I pass him the book and draw a circle around the map with my finger “Look at the map Liam. The Coven’s headquarters is hidden in the middle of this massive forest. Remember how Nick said they think it’s underground and they can bet that it’s going to have defences above ground?” I’m now pointing at the pictures in the book of dragons and giant serpents “I bet that’s their defences”.
You write well, Celeste and your character has a very strong voice. You have established a strong setting and cause for tension in your story.
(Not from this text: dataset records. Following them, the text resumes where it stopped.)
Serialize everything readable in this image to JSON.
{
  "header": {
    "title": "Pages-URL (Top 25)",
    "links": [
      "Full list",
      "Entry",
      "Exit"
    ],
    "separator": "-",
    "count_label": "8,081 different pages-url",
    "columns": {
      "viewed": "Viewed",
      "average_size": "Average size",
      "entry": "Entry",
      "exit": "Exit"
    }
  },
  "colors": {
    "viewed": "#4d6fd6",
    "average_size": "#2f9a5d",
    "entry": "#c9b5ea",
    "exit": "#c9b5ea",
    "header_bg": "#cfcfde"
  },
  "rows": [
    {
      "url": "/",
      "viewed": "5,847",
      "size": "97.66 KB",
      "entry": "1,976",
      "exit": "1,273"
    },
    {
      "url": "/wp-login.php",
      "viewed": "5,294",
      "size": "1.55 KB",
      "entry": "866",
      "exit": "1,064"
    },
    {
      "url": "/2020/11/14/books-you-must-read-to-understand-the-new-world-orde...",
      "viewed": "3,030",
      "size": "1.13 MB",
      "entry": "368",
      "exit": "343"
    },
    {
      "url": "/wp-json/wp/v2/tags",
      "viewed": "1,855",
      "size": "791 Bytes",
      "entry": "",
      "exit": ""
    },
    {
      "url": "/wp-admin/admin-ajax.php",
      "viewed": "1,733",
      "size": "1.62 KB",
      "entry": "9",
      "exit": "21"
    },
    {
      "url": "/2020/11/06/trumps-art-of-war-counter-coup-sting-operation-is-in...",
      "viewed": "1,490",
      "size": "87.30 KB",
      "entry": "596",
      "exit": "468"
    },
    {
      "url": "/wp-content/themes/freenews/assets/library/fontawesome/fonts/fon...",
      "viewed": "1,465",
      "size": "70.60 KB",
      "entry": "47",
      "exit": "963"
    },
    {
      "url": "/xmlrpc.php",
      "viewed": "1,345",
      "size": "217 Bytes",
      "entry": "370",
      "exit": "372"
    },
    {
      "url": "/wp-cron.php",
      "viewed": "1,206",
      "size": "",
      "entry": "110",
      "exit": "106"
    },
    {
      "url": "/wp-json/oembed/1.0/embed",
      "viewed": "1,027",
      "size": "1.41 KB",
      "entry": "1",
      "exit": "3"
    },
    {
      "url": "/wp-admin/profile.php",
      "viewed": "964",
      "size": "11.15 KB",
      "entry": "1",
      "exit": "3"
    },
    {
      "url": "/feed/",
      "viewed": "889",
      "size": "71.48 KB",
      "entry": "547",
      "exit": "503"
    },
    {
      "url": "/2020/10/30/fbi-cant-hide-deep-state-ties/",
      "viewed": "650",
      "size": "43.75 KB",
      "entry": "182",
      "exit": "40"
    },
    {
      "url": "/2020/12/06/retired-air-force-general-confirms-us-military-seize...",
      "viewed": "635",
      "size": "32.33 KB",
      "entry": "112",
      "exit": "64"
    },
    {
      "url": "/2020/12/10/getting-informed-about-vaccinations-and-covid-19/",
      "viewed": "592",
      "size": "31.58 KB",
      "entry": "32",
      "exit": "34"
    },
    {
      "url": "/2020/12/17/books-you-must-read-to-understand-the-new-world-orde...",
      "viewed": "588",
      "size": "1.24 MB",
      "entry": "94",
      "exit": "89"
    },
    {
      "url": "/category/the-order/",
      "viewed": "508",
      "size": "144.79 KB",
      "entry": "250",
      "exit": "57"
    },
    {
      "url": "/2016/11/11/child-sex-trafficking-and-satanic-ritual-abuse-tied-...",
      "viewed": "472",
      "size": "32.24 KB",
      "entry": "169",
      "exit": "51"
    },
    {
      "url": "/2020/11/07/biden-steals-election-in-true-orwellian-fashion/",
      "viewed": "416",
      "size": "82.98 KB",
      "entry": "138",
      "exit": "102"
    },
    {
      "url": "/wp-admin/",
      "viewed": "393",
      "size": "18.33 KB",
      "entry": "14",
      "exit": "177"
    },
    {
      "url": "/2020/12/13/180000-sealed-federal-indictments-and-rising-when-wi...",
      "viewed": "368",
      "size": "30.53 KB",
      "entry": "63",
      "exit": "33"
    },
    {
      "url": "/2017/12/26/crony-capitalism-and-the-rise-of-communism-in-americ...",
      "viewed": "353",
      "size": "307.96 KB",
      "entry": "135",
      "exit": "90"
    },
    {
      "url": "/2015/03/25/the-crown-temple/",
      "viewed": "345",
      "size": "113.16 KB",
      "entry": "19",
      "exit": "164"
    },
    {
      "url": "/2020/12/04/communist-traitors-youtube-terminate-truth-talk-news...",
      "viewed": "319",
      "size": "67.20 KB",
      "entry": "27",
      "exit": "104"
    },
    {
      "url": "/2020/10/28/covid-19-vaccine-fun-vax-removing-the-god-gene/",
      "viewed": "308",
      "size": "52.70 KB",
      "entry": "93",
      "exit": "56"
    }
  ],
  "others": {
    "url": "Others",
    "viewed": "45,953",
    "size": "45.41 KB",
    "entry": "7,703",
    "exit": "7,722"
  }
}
From this piece I can tell that there is conflict ahead for your main character and her friends.
My suggestions mainly relate to tweaking the story to tighten it up and make it as strong as it can be.
When you find yourself using words like, “I tell…”, think about whether it would be stronger to actually have the person say the words.
Here’s what I mean:
I point to the table. “Spread your map out, Liam.” I flick through the book on my lap and find the chapter on creatures.
Or instead of saying things like, “I start explaining”, just get your character to explain.
“At graduation, right before Justin and Anastasia showed up, Antoinette was telling me about the first war and the Orb. She mentioned that the Coven also had mythical creatures like dragons and goblins as part of their army’s defence.”
Try to keep things as simple and as clear as you can for the reader. This could mean breaking up some of your dialogue into smaller pieces, with responses from another character in between.
Here’s what I mean:
I pass him the book and draw a circle around the map with my finger “Look, The Coven’s headquarters is hidden in the middle of this massive forest.
(Celeste, you could put in response from Liam here.)
I find a page full of dragons and giant serpents. “I bet that’s the above ground defence that Nick was talking about.”
One more tip
Think about whether a word that ends in ‘ing’ is the best word to use. Sometimes words with these endings slow the pacing of the story down and force you to use unnecessary extra words.
Instead of “I was hunting”, use the words “I hunted”.
Thanks for sharing your piece with us, Celeste. Keep writing:)
I enjoyed reading your work and I hope you found my suggestions helpful.